Corriere del Veneto (Venezia e Mestre)
Chiede i danni al clan mafioso «Io non sono un omertoso»
Padova, l’imprenditore Pittarello: «Rispetto chi ha indagato»
PADOVA «Il procuratore capo Bruno Cherchi aveva detto di aver trovato imprenditori “omertosi”, io non sono così e ho deciso di fare la mia parte». Per questo Nicola Pittarello, 48 anni, ha deciso di costituirsi parte civile. È una delle vittime delle estorsioni e minacce emerse nell’inchiesta che vede indagate 54 persone accusate di essere affiliate alla ‘ndrangheta.
PADOVA Ieri mattina in aula bunker a Mestre si è tenuta l’udienza preliminare per i 54 imputati indagati a vario titolo per essere affiliati alla ‘ndrangheta o per averne favorito gli affari sporchi.
A Padova invece Nicola Pittarello, 48 anni, una delle vittime di estorsioni e minacce messe in atto da quegli stessi imputati, continuava il suo lavoro di immobiliarista, «finalmente con il cuore più leggero» dice.
Lui ieri mattina non era in aula, ma insieme a pochi altri ci ha messo la faccia e la firma, costituendosi parte civile contro chi per cinque anni gli ha reso la vita un inferno. «L’ho fatto per me e per rispetto a chi ha indagato».
Il pm Paola Tonini ha chiesto il rinvio a giudizio per tutti gli imputati, sia quelli direttamente collegati al clan Grande Aracri come i tre fratelli Sergio, Francesco e Michele Bolognino, sia gli altri, tanti piccoli impresari veneti che con la prospettiva di guadagni, o per paura di ribellarsi, sono finiti nella tela del ragno della mafia calabrese.

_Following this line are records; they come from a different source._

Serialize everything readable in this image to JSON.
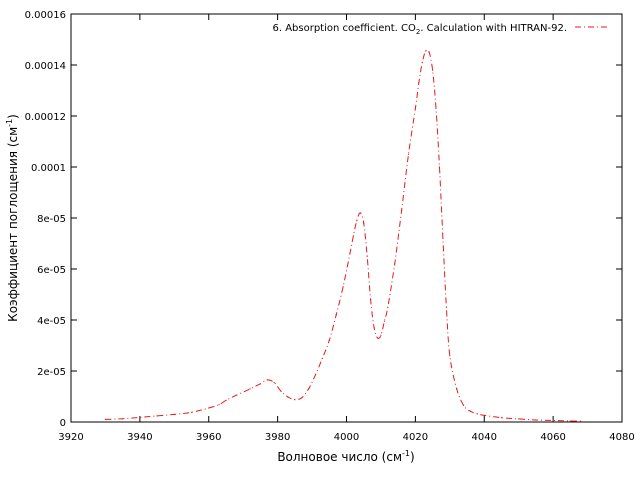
{
  "chart_data": {
    "type": "line",
    "title": "",
    "xlabel": "Волновое число (см",
    "xlabel_sup": "-1",
    "xlabel_end": ")",
    "ylabel": "Коэффициент поглощения (см",
    "ylabel_sup": "-1",
    "ylabel_end": ")",
    "xlim": [
      3920,
      4080
    ],
    "ylim": [
      0,
      0.00016
    ],
    "xticks": [
      3920,
      3940,
      3960,
      3980,
      4000,
      4020,
      4040,
      4060,
      4080
    ],
    "xtick_labels": [
      "3920",
      "3940",
      "3960",
      "3980",
      "4000",
      "4020",
      "4040",
      "4060",
      "4080"
    ],
    "yticks": [
      0,
      2e-05,
      4e-05,
      6e-05,
      8e-05,
      0.0001,
      0.00012,
      0.00014,
      0.00016
    ],
    "ytick_labels": [
      "0",
      "2e-05",
      "4e-05",
      "6e-05",
      "8e-05",
      "0.0001",
      "0.00012",
      "0.00014",
      "0.00016"
    ],
    "grid": false,
    "legend_position": "top-right",
    "series": [
      {
        "name_prefix": "6. Absorption coefficient. CO",
        "name_sub": "2",
        "name_suffix": ". Calculation with HITRAN-92.",
        "color": "#e41a1c",
        "line_style": "dash-dot",
        "x": [
          3930,
          3935,
          3940,
          3945,
          3950,
          3955,
          3960,
          3963,
          3965,
          3968,
          3972,
          3975,
          3977,
          3979,
          3981,
          3983,
          3985,
          3987,
          3989,
          3991,
          3993,
          3995,
          3997,
          3999,
          4001,
          4002,
          4003,
          4004,
          4005,
          4006,
          4007,
          4008,
          4009,
          4010,
          4011,
          4012,
          4014,
          4016,
          4018,
          4020,
          4021,
          4022,
          4023,
          4024,
          4025,
          4026,
          4027,
          4028,
          4029,
          4030,
          4032,
          4034,
          4036,
          4038,
          4040,
          4045,
          4050,
          4055,
          4060,
          4065,
          4068
        ],
        "y": [
          1e-06,
          1.3e-06,
          1.8e-06,
          2.4e-06,
          3e-06,
          3.8e-06,
          5.5e-06,
          6.8e-06,
          8.5e-06,
          1.05e-05,
          1.3e-05,
          1.5e-05,
          1.65e-05,
          1.55e-05,
          1.2e-05,
          9.8e-06,
          8.8e-06,
          9.5e-06,
          1.3e-05,
          1.85e-05,
          2.5e-05,
          3.2e-05,
          4.2e-05,
          5.3e-05,
          6.6e-05,
          7.3e-05,
          7.9e-05,
          8.2e-05,
          7.8e-05,
          6.5e-05,
          4.8e-05,
          3.7e-05,
          3.3e-05,
          3.4e-05,
          3.95e-05,
          4.5e-05,
          6.2e-05,
          8.3e-05,
          0.000105,
          0.000123,
          0.000133,
          0.000141,
          0.0001455,
          0.000145,
          0.000138,
          0.000123,
          0.0001,
          7.2e-05,
          4.5e-05,
          2.6e-05,
          1.3e-05,
          6.5e-06,
          4.2e-06,
          3.2e-06,
          2.6e-06,
          1.7e-06,
          1.2e-06,
          8e-07,
          6e-07,
          4e-07,
          3e-07
        ]
      }
    ]
  }
}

Nicola no, lui ha collaborato. «È giusto così – dice dal suo studio padovano – l’ho fatto perché le parole del procuratore capo Bruno Cherchi, all’indomani degli arresti, mi avevano colpito, lui aveva detto di aver trovato imprenditori “omertosi”, io non sono così, e quando ho visto l’impegno profuso dai carabinieri e Finanza nelle indagini, la loro passione, l’abnegazione, ho pensato che dovevo fare la mia parte – spiega – parlando con un investigatore una volta gli ho detto “beh, dopo questa indagine ti promuoveranno”, e lui mi ha risposto che non ci sarebbe stata nessuna promozione, e quello era il suo lavoro, e io lo so che lavorano giorno e notte, l’ho fatto anche per loro, glielo dovevo – e aggiunge - in questo percorso è stato determinante il mio avvocato Stefano Marrone, che mi ha detto che non dobbiamo avere paura di nessuno».

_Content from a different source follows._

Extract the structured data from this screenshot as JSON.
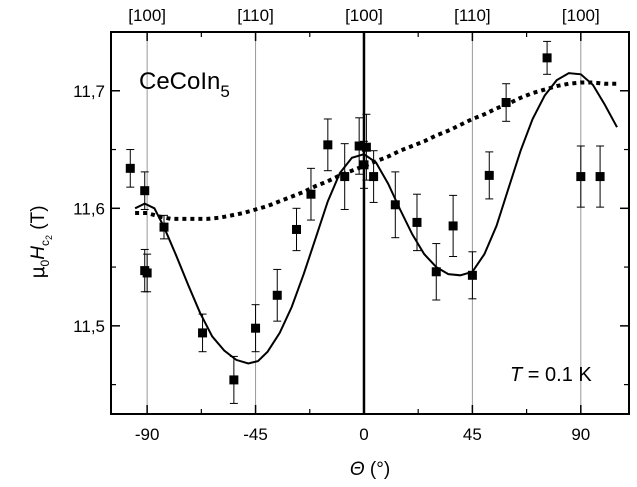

Nicola non è l’unica vittima che ha firmato la costituzione in parte civile. Anche la famiglia di Stefano Venturin e Mariagiovanna Santolini, trevigiani, i primi a denunciare nel 2013 il pestaggio subito davanti alla loro azienda a Galliera Veneta, nel Padovano, da parte dei Bolognino, hanno fatto la loro parte.
Ieri in aula Venturin ha pure dovuto mandar giù le dichiarazioni spontanee di Michele Bolognino.

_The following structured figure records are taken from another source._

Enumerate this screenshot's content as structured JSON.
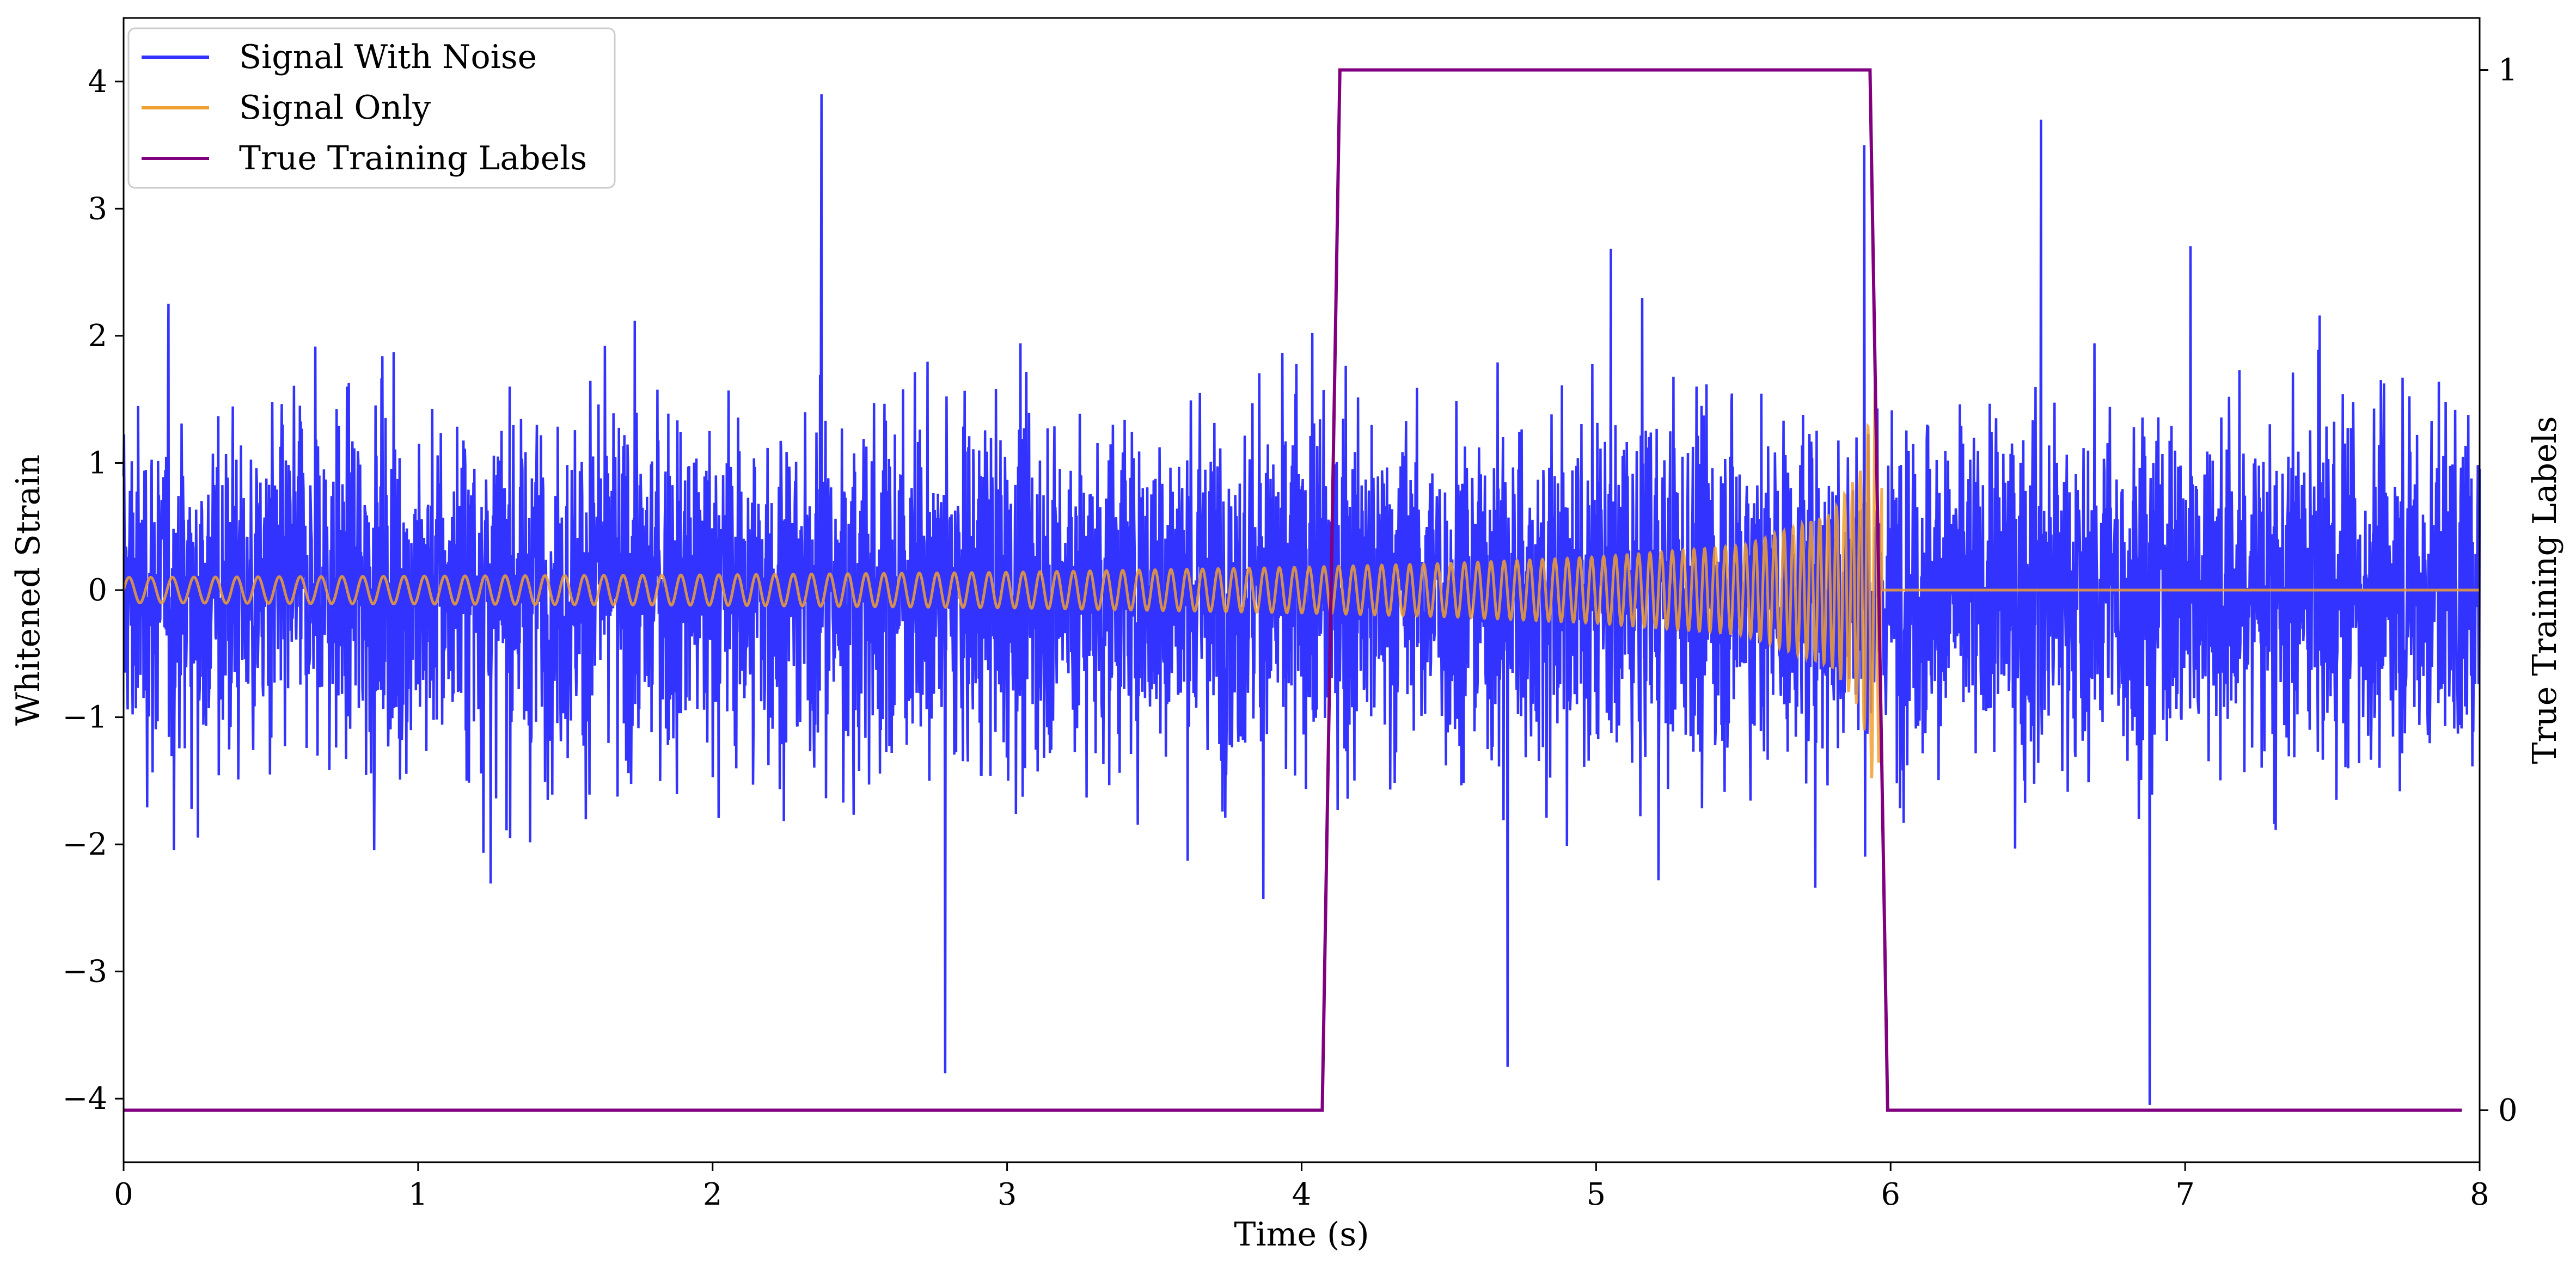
{
  "chart_data": {
    "type": "line",
    "title": "",
    "xlabel": "Time (s)",
    "ylabel": "Whitened Strain",
    "ylabel_right": "True Training Labels",
    "xlim": [
      0,
      8
    ],
    "ylim": [
      -4.5,
      4.5
    ],
    "ylim_right": [
      -0.05,
      1.05
    ],
    "x_ticks": [
      0,
      1,
      2,
      3,
      4,
      5,
      6,
      7,
      8
    ],
    "x_tick_labels": [
      "0",
      "1",
      "2",
      "3",
      "4",
      "5",
      "6",
      "7",
      "8"
    ],
    "y_ticks": [
      -4,
      -3,
      -2,
      -1,
      0,
      1,
      2,
      3,
      4
    ],
    "y_tick_labels": [
      "−4",
      "−3",
      "−2",
      "−1",
      "0",
      "1",
      "2",
      "3",
      "4"
    ],
    "y_right_ticks": [
      0,
      1
    ],
    "y_right_tick_labels": [
      "0",
      "1"
    ],
    "grid": false,
    "legend_position": "upper-left",
    "legend": [
      "Signal With Noise",
      "Signal Only",
      "True Training Labels"
    ],
    "colors": {
      "signal_with_noise": "#3333ff",
      "signal_only": "#f0a030",
      "labels": "#800080"
    },
    "series": [
      {
        "name": "Signal With Noise",
        "axis": "left",
        "description_of_values": "dense noisy strain time series",
        "typical_range": [
          -2.5,
          2.5
        ],
        "notable_peaks": [
          {
            "x": 2.37,
            "y": 3.9
          },
          {
            "x": 6.51,
            "y": 3.7
          },
          {
            "x": 5.91,
            "y": 3.5
          },
          {
            "x": 2.79,
            "y": -3.8
          },
          {
            "x": 6.88,
            "y": -4.05
          },
          {
            "x": 4.7,
            "y": -3.75
          }
        ]
      },
      {
        "name": "Signal Only",
        "axis": "left",
        "description_of_values": "chirp waveform with amplitude growing toward merger at ~5.93 s, zero after 6.0 s",
        "x": [
          0.0,
          1.0,
          2.0,
          3.0,
          4.0,
          4.5,
          5.0,
          5.5,
          5.8,
          5.9,
          5.95,
          6.0,
          8.0
        ],
        "amplitude": [
          0.1,
          0.11,
          0.12,
          0.14,
          0.18,
          0.21,
          0.26,
          0.35,
          0.6,
          0.95,
          1.7,
          0.0,
          0.0
        ]
      },
      {
        "name": "True Training Labels",
        "axis": "right",
        "x": [
          0.0,
          4.07,
          4.13,
          5.93,
          5.99,
          7.94
        ],
        "y": [
          0,
          0,
          1,
          1,
          0,
          0
        ]
      }
    ]
  }
}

«Venturin mi cercava per la cocaina, voleva la droga non c’entro nulla con tutto il resto» ha detto l’imputato, già condannato per associazione mafiosa nel processo Aemilia, ieri collegato dal carcere di massima sicurezza in cui si trova. «Follia – è la replica di Venturin fuori dall’aula - è pazzo, io non mi sono mai drogato in vita mia, lo querelo».
Un altro a prendere la parola è stato Antonio Genesio Mangone, il calabrese che per anni, insieme all’impresario piovese Adriano Biasion,
ha perseguitato Pittarello e molti altri piccoli imprenditori padovani e veneziani , cost r ingendol i a cedergli case e soldi. Anche lui in collegamento video dal carcere ha detto la sua, rivolgendosi a Biasion, collegato a sua volta dal carcere. «Dillo che siamo amici, Biasion, dillo che andavamo in giro a raccogliere i tuoi debiti, non dire bugie».
Atteggiamento piuttosto intimidatorio, tanto che il giudice che ha ripreso Mangone dicendo di rivolgersi alla Corte e non all’altro imputato.
Ad assistere al processo, sia come imputato che come parte civile anche Luca De Zanetti, 50 anni, imprenditore di Vigonza, che ha avuto a che fare con sia che coi Bolognino che con Mangone.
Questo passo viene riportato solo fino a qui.